Montag, 1. Februar 2010

montag um halb acht in santiago

guten morgen,
ich hab wunderbar geschlafen und bin nach dem aufwachen immernoch hier - ein sicheres indiz dafuer, dass das kein traum ist. anja pennt noch und so auch die anderen x-vielen bewohner des hostels, ich bin aber noch ein wenig im modus unseres kontinents und aufgekratzt. daher sitz ich alleine am schnurrenden alt-rechner in einem seltsamen gebauede mit innenhof und verglastem laubengang im erdgeschoss. kleine, fensterlose zimmer mit tueren muenden auf den engen innenhof, wo sich neben baumaterialien, stuehlen, tischen und huebsch angelegten blumenbeeten auch viele waeschestaender tummeln. aussen die ueppige fassade aus den kolonialzeit, kopfsteinpflaster, schlafende hunde und platanenbesetzer platz mit baenken incl brunnnen. der freundliche besitzer des landens hat zwei kleine toechter, die mit den gaesten manchmal im dorm schlafen und sonst mit den vielen asiaten ihre sprachkenntnisse erweitern.

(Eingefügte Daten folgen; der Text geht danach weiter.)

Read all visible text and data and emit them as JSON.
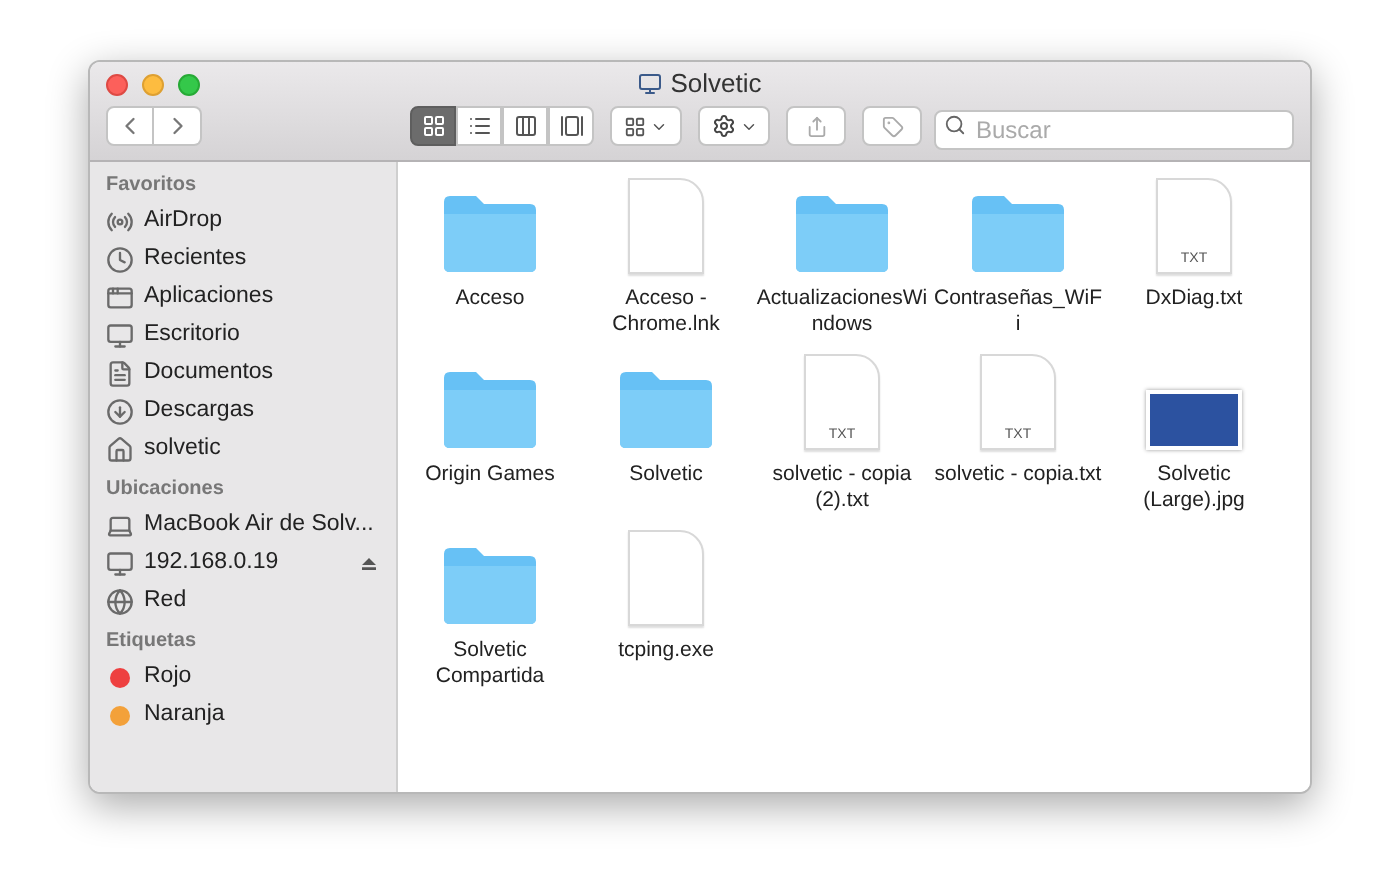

wir haben gestern den tag mit schlendern, quatschen und der suche nach schattigen plaetzen verbracht, gegen 18 uhr wirkten licht und waerme fast genauso intensiv, wie um die mittagszeit. kurz sehr warm und ohne meer in der naehe zwar nett und wenig stressig, aber irgendwie auch mhhh - na ja da fehlte irgendwie was. summer in the city.
die stadt war wie in einer art entspannter sonntagsruhe, alle menschen wirkten leicht dicklich, gemuetlich-verschwitzt und machten sich an einem der vielen brunnen die haare nass. keine hektik, kein stress. niemand nahm von uns besonders notitz, keiner wollte dringend was verkaufen und so - sehr angenehm. meine idee ist, am ende auf jeden fall noch eine woche am meer dranzuhaengen. es ist schon verdammt nett morgens barfuss ueber holzbolen zu laufen und keine frostbeule zu haben, wenn man sich wieder ins bettchen legt oder gleich ohne schuhe weiter wackelt.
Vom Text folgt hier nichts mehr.